SALT LAKE CITY — What started as a Pioneer Day celebration with a few interns and a bucket of home-brewed root beer in Sen. Mike Lee’s Washington, D.C., office a few years ago morphed into an annual event with hundreds of people called Flavors of Utah.
But because of the COVID-19 pandemic, instead of trucking Utah-made food across the country to sample in the nation’s capital, local companies donated the products to hospitals across the state.
Lee’s office and Associated Food workers assembled 500 food bags containing beef jerky, potato chips, taffy and other items for delivery to nurses and doctors on the front lines of the pandemic.
“This year we’re shifting the event from a food-tasting model to a food-giving model,” Lee, R-Utah, said.
Lee, Rep. Ben McAdams, D-Utah, food industry leaders and hospital executives gathered in a park next to LDS Hospital to talk about the event Friday, a week before the July 24 state holiday.
Dave Davis, president of the Utah Food Industry Association, praised health care providers for putting themselves at risk to help others during the pandemic. But he said a “new group of first responders,” those who work in the food industry, should also be recognized.
“The people who are out there working in the stores really are heroes,” he said. “These are not high-wage people that are going out there. They are people that are showing day after day.”
Davis said the Utah grocery and convenience stores have fared pretty well the past few months, but restaurants are struggling.
“The hard thing has been on the production end of things because it’s just been hard to get people. We’ve had COVID in the production facilities,” he said. “But overall, I’ve been really proud to be associated with the industry because they have soldiered through.”

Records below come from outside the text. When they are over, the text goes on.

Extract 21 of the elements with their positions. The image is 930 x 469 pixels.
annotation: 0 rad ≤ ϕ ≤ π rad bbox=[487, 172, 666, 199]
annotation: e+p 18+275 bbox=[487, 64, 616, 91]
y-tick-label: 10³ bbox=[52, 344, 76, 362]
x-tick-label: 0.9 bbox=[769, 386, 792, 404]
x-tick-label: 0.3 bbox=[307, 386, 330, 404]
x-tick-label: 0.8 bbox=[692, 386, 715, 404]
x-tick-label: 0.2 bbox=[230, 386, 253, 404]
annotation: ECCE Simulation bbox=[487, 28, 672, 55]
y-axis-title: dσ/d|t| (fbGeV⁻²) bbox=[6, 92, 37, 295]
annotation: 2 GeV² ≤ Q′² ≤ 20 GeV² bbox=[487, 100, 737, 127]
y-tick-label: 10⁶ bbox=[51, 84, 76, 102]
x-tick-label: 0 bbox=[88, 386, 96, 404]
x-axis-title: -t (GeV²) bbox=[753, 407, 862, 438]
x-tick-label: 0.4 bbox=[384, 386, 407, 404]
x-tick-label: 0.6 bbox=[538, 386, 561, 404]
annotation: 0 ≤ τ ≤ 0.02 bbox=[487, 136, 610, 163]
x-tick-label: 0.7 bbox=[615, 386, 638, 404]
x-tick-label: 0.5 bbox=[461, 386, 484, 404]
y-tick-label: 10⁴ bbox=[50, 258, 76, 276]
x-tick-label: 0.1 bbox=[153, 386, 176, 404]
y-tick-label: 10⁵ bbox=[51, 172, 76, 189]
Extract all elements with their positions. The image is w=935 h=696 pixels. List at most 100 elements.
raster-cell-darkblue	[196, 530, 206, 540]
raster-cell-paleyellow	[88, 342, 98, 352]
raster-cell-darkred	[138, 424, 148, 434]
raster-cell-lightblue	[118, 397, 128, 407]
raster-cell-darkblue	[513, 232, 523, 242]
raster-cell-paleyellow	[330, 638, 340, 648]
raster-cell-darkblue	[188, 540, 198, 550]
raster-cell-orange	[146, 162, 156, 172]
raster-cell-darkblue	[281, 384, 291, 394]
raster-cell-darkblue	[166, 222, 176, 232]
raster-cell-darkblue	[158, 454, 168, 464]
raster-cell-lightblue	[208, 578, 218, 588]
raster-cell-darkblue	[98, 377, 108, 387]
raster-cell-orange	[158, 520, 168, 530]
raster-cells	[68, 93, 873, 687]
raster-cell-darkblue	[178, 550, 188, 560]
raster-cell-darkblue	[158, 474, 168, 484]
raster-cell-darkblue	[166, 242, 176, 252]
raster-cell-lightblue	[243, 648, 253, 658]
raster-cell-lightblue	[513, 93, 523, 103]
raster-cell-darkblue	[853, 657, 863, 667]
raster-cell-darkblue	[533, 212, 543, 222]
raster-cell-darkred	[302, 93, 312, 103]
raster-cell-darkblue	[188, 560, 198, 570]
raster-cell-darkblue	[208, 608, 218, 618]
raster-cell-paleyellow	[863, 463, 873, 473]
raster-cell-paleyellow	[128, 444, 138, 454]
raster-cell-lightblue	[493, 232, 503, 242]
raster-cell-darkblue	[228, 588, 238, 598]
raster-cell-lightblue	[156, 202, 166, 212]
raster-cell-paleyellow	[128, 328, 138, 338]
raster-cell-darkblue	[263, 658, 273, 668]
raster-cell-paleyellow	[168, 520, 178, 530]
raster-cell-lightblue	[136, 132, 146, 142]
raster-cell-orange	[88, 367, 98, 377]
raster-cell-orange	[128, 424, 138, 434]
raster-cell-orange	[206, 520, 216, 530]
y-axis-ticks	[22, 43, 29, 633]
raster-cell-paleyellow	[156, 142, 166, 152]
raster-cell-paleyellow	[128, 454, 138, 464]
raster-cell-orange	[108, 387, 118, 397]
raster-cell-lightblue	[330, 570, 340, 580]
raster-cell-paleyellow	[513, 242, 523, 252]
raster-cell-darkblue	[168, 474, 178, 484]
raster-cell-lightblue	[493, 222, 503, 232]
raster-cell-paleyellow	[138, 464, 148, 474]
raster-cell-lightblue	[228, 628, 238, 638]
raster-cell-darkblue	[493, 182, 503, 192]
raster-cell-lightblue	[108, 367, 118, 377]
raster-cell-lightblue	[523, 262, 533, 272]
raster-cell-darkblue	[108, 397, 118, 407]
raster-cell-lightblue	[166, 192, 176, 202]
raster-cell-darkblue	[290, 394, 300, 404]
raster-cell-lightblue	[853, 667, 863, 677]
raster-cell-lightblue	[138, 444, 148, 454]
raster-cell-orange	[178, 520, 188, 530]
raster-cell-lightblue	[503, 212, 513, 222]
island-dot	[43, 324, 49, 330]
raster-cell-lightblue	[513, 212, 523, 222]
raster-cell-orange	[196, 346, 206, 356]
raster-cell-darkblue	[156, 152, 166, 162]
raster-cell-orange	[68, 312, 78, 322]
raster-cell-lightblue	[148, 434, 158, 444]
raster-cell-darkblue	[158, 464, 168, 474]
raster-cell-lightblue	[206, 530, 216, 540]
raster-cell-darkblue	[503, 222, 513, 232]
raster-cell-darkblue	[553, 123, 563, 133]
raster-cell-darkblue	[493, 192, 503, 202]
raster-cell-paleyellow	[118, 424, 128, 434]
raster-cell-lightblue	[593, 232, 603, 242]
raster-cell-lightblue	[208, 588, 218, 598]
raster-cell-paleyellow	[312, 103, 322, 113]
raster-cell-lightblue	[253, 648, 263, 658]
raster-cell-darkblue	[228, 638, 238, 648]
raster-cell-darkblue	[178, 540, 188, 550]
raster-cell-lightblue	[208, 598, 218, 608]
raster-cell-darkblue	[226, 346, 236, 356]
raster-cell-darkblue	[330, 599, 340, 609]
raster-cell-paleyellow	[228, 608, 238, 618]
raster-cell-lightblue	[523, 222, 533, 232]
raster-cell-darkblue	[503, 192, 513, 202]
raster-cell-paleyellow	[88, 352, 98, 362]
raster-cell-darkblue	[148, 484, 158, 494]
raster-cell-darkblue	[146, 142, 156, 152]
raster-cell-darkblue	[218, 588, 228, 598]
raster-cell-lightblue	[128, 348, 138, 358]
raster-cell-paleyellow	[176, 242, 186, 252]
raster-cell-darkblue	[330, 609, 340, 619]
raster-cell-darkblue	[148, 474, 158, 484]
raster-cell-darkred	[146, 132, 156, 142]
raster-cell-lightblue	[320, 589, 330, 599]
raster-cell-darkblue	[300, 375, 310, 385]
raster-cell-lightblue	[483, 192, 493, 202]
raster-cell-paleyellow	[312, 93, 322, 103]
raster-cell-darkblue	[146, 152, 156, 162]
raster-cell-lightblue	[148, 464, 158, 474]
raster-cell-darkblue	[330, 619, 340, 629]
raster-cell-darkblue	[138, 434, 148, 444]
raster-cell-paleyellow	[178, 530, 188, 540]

Greg Bell, president of the Utah Hospital Association, said health care workers who have worked nonstop the past four months are tired and frustrated.
“So many of these infections they’re seeing probably are preventable. Indeed, one of the safest places in society to go is to a hospital. Our infection rate among hospital workers and people coming to the hospital is remarkably low, almost in the handfuls,” he said.
McAdams, who spent eight days in the hospital with COVID-19 in March, said the flavor of Utah that makes him the most proud is that people in the state come together regardless of perspective or political persuasion.
Pioneer Day, he said, is a time for Utahns to come together.